Rootsweb: One of the oldest and most popular free genealogy sites on the web. This website offers several different services to the genealogical community, including web-page hosting, search indexes and registries. This site provides actual information and not just links to genealogy information. I've used this site from day one of my online family history research. You can search mailing lists and forum postings. Post questions you have and family names you are researching. Lot's of help here with your family history questions.
Google: First and last, Google is one of the best websites you can use for family history research. Setting aside it's massive search capacity, Google provides access to great genealogy blogs (like this one!), webpages, groups, useful maps and just about everything else. You can also search the web for others posting about your ancestors from the old country.
Family Tree Maker Online: The Family Tree Maker website offers an extensive "how-to" guide, a genealogy mall, the 115-million-name Family Finder index, message boards, a biography assistant and more.
Linkpedium: A new website from the founders of Rootsweb. This site will provide links to everything under the sun for anyone trying to find genealogy records and resources. A massive database and free to use, FamilySearch is favored by just about everyone who does online genealogy. this useful (extremely useful!) website has over a billion names in various databases that get updated all the time. Census records, the international genealogical index (known as the IGI), pedigree resource files, and vital records index. FamilySearch is one of the most visited, bookmarked, favorited and best sites out there. I'd give it 5 stars out of 5 for all the help they've provided me in my own family research.

You probably have even more favorite websites you use. Let me know what you would like to add to this list.

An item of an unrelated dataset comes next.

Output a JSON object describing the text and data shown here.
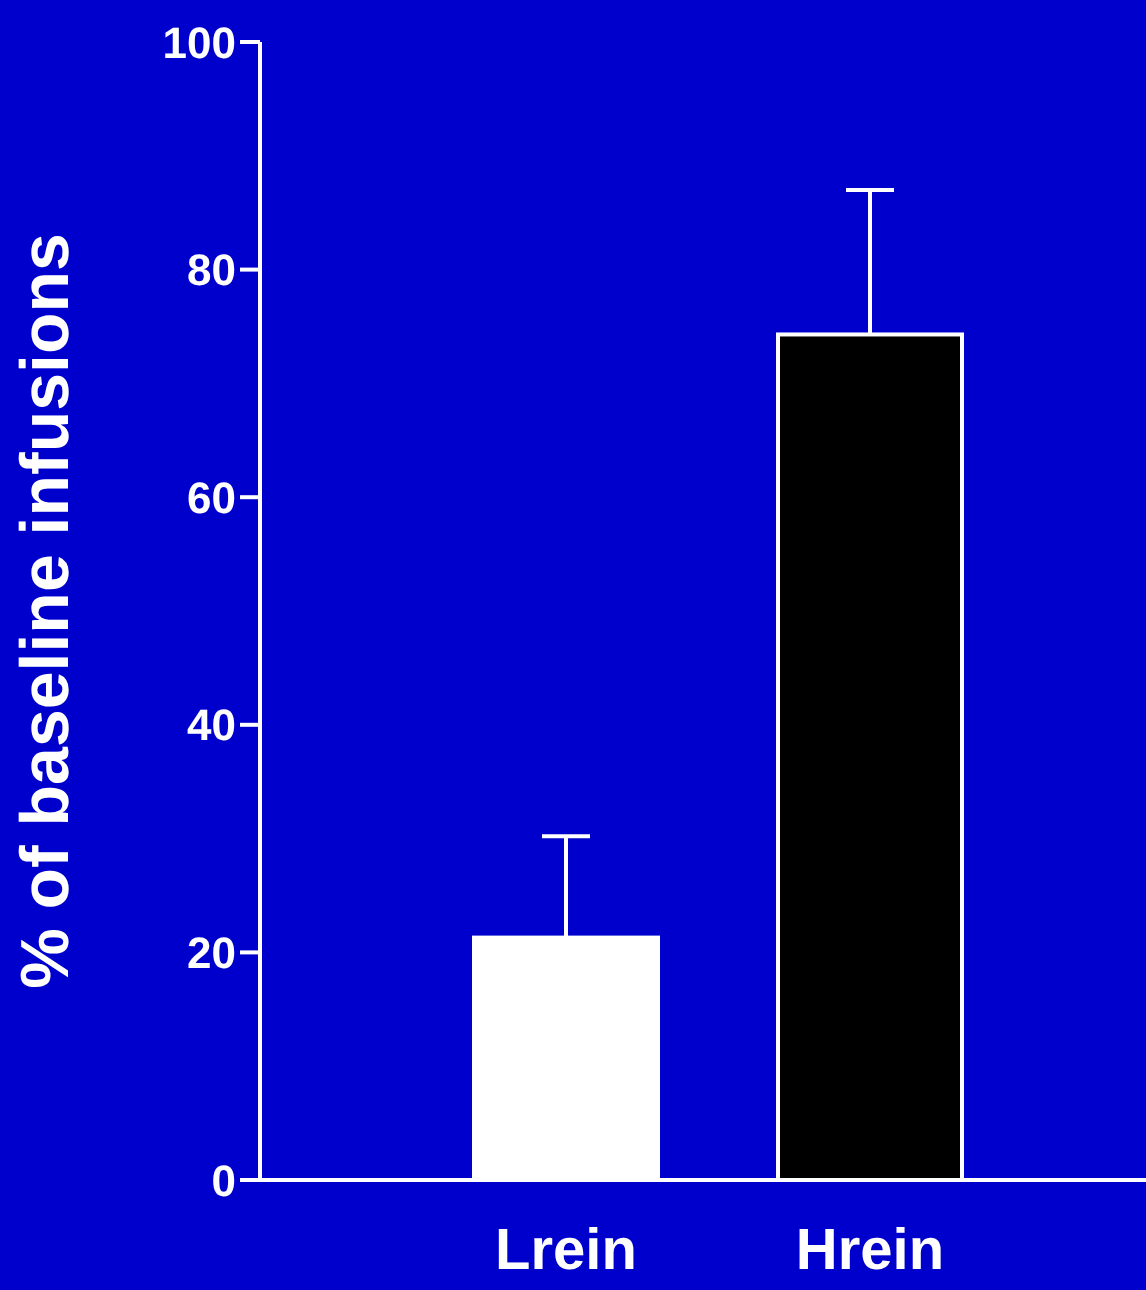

It's always changing and being updated.

Searching the Scottish 1841 Census with FreeCEN

One of the many websites available for genealogists is FreeCEN. I used it to finally locate my elusive 3x-great-grandfather, Thomas Bradshaw in Renfrewshire. You can search FreeCEN and hopefully have the same positive results.

Thomas Bradshaw has been ducking me at every turn in my quest to research my family history. He isn't listed in the parish records for Renfrew but was born there and died before civil registration started in 1855 in Scotland and he even missed the 1851 census because he died in 1850. No idea where he is buried, so I wouldn't be able to find relatives buried nearby for any cemetery transcriptions. His wife is listed in the 1851 census as a widow in 1851 with several children. I've found his marriage but no information about any brothers, sisters or other relatives in any of the databases I've searched.

But, the good news! He was listed as BROADSHA, Thomas age 33 Labourer born Renfrewshire with his wife Janet (maiden name TAYLOR) and 3 sons, John, Thomas and James. Also listed living with them is Janet's sister Christine TAYLOR and a Christine MCCARIE age 10 who I guess is Christine's daughter.

Searching the 1841 census yields no other BROADSHA individuals listed in Scotland, 61 BROADSHAWs, and 316 BRADSHAWs, with only 4 in Renfrewshire. Obviously more needs to been done.

You should check out FreeCEN. Maybe you'll have some success with it too.

Wonnacott Family of Devon, England

If one of the surnames you are researching is Wonnacott you will want to stop by this Wonnacott family page. Operated by Paul Wonnacott out of Singapore, Mr Wonnacott has gathered a ton of info about the various branches of the Wonnacott family that originated in Devon, England. You can check out family trees of several Wonnacott, Wonacott, Winnacott and Winnicott ancestors and also submit you own Wonnacott research to the site and hopefully make some connections with others researching your line of Wonnacotts.